Ça s’est passé l’année dernière, durant une belle grosse manif fort populaire, celle des travailleuses et des travailleurs. Je distribuais alors mes tracts à qui mieux mieux, tout en essayant de repérer et d’intercepter les grosses têtes d’affiche, des députés, des journalistes et quelques intéressés.
Après lui avoir résumé mon « gros dossier » "de l’époque", le député en question, scandalisé lui avec, m’a demandé d’un coup sec :
« Vous êtes qui, vous ?
- Je suis une guerrière, mon cher monsieur ! », ai-je rétorqué sans hésiter.
Lui et la personne qui l’accompagnait alors ont éclaté de rire, me regardant droit dans les yeux. J’étais pourtant très sérieuse. Je n’essayais même pas d’être drôle – c’est un talent inné, naturel apparemment (kof, kof) –, je lui ai simplement et spontanément révélé le fond de ma pensée.
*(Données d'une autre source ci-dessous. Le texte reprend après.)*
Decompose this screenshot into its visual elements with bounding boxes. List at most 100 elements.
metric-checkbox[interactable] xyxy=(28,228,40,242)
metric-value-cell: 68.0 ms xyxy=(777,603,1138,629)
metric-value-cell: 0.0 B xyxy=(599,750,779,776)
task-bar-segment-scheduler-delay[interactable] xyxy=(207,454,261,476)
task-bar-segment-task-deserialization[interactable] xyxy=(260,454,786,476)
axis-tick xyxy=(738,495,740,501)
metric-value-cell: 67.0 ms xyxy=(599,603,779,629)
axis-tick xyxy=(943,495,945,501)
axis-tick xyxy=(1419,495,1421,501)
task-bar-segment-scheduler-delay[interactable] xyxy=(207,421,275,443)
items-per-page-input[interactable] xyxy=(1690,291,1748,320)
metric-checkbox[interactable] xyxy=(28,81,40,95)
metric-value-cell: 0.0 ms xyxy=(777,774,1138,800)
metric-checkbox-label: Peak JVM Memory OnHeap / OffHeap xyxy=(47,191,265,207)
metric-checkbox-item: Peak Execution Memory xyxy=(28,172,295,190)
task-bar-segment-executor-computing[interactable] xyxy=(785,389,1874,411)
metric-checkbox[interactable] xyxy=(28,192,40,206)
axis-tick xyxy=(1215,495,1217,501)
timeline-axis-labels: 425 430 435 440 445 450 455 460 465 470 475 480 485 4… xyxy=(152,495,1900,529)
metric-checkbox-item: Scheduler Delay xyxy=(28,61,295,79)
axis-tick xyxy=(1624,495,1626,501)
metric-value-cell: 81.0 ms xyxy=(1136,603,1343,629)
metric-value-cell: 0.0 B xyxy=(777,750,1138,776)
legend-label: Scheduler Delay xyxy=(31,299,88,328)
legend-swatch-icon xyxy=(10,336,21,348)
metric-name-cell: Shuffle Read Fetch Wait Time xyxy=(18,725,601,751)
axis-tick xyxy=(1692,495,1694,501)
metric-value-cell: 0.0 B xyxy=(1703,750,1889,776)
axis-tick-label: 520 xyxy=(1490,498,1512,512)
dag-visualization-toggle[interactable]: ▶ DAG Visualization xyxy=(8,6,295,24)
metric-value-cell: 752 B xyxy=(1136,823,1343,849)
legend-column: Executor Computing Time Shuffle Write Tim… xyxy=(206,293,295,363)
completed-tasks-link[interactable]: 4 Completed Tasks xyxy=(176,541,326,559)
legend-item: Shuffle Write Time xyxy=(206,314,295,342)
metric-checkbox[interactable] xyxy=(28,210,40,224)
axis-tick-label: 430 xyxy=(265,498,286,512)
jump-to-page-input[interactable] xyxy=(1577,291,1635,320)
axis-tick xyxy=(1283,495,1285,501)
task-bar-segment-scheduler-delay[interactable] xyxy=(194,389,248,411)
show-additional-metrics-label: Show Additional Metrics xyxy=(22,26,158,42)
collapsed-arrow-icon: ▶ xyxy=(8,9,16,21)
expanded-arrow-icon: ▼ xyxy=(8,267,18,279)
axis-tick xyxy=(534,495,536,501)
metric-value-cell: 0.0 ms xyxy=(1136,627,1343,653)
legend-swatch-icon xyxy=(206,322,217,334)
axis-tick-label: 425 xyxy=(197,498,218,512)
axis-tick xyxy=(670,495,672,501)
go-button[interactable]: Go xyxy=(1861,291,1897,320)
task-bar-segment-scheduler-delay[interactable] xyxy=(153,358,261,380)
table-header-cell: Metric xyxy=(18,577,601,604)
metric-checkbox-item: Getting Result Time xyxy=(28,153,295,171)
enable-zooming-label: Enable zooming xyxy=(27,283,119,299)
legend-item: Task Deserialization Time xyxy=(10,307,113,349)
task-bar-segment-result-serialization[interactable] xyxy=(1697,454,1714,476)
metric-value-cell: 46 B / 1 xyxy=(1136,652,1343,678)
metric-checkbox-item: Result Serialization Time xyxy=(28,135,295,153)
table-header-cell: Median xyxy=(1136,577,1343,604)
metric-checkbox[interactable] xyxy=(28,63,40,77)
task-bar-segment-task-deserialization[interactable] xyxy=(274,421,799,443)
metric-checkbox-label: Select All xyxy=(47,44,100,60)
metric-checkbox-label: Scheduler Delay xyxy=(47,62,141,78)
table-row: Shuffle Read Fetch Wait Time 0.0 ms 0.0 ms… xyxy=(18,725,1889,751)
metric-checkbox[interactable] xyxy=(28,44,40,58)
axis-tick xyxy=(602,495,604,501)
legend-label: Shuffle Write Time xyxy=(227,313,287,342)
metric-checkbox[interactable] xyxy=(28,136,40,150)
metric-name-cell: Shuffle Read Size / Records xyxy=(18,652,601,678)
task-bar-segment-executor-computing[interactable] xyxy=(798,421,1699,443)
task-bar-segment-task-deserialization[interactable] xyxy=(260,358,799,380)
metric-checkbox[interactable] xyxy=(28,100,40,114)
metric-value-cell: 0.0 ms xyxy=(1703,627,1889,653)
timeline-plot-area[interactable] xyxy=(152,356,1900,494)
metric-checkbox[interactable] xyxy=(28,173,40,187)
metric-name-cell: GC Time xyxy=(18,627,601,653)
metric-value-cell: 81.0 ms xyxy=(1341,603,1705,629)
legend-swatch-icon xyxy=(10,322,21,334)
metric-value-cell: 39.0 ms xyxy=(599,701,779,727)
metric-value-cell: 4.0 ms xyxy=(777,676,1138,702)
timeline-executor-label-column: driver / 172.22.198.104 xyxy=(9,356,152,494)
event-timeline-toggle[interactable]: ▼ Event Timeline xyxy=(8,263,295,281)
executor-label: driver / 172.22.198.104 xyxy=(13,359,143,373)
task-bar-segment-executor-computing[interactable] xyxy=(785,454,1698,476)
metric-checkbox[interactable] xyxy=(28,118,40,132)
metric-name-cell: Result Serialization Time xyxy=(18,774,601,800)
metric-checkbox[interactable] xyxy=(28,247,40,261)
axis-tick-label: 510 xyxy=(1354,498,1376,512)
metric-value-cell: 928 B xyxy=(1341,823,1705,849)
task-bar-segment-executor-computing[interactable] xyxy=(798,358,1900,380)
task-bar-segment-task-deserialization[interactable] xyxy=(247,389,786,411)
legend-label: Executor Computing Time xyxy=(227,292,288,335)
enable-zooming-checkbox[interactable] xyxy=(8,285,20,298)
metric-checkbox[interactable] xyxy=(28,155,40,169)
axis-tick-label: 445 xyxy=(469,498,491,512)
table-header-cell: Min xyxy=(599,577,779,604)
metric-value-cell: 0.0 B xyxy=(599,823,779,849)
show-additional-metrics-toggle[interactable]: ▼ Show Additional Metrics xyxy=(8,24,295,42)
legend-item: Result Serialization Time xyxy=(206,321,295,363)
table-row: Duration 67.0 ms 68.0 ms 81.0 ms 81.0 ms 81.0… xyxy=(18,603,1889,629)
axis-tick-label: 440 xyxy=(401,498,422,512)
Car il n’y a rien de plus sérieux, chers amis, qu’une guerrière en colère qui dénonce une injustice sociale, sociopolitique, socio-politico-économique, bref, quelque chose qui ne tient pas la route… surtout si elle provient d’un arrogant et condescendant boys club instrumentalisant les femmes.
Et c’est ce que je souhaite à mon peuple. Non pas le malheur ou une injustice – ce ne serait vraiment pas bon pour mon karma – mais juste de la colère, du mécontentement, de l’inconfort.
Mon peuple est tellement confortable dans sa petite vie bien rangée, individualiste, matérialiste, qu’il s’est assoupi dans son gros « Lazy-boy » mental et matériel, et tolère, sans mot dire, tout ce qui se passe autour de lui… Silencieusement, confortablement.
Or il n’y a rien dans la vie comme l’inconfort et le mécontentement pour faire bouger le monde. Il n’y a rien comme subir un tort, un préjudice, une injustice pour avoir envie de se lever, de se battre, de dénoncer, de réclamer justice. Il n’y a rien comme la colère et la frustration pour désirer ardemment changer les choses comme la situation.
« Pour faire une omelette, il faut casser des œufs », disait Freud. Toute transformation, aussi subtile soit-elle, exige un point de rupture, de cassure, de brisure.
Tout changement réel naît nécessairement d’un méchant inconfort, d’une profonde insatisfaction, d’une puissante inégalité, d'un simple sentiment de mécontentement. Et c’est ce que je souhaite à mon peuple, bien simplement : l’inconfort.
L’animateur américain Bill Maher ne cesse de répéter, à son émission, depuis des mois, qu’il espère une récession dans son pays, d’ici les prochaines élections. Évidemment… Ça se comprend. L’inconfort, l’insatisfaction, la frustration du monde, ça mobilise des électeurs.
Et la mobilisation des forces agressives vitales surgit seulement, chez les organismes vivants, lorsqu’il y a atteinte à ce confort, à son bien-être, sa tranquillité d’esprit, son espace, ses droits, ses libertés, ses acquis.
Voyez-vous ça, à Hong Kong ? C’est ce qu’on appelle de la mobilisation, du vrai pouvoir citoyen… Et le prix, dans leur cas, le risque, est particulièrement élevé, n'est-ce pas ?
Pour mener une guerre, chers amis, pour faire une vraie Révolution avec un grand R, ça prend forcément de la colère, exprimée, extériorisée, bien canalisée... De l’inconfort pour tout le monde, svp.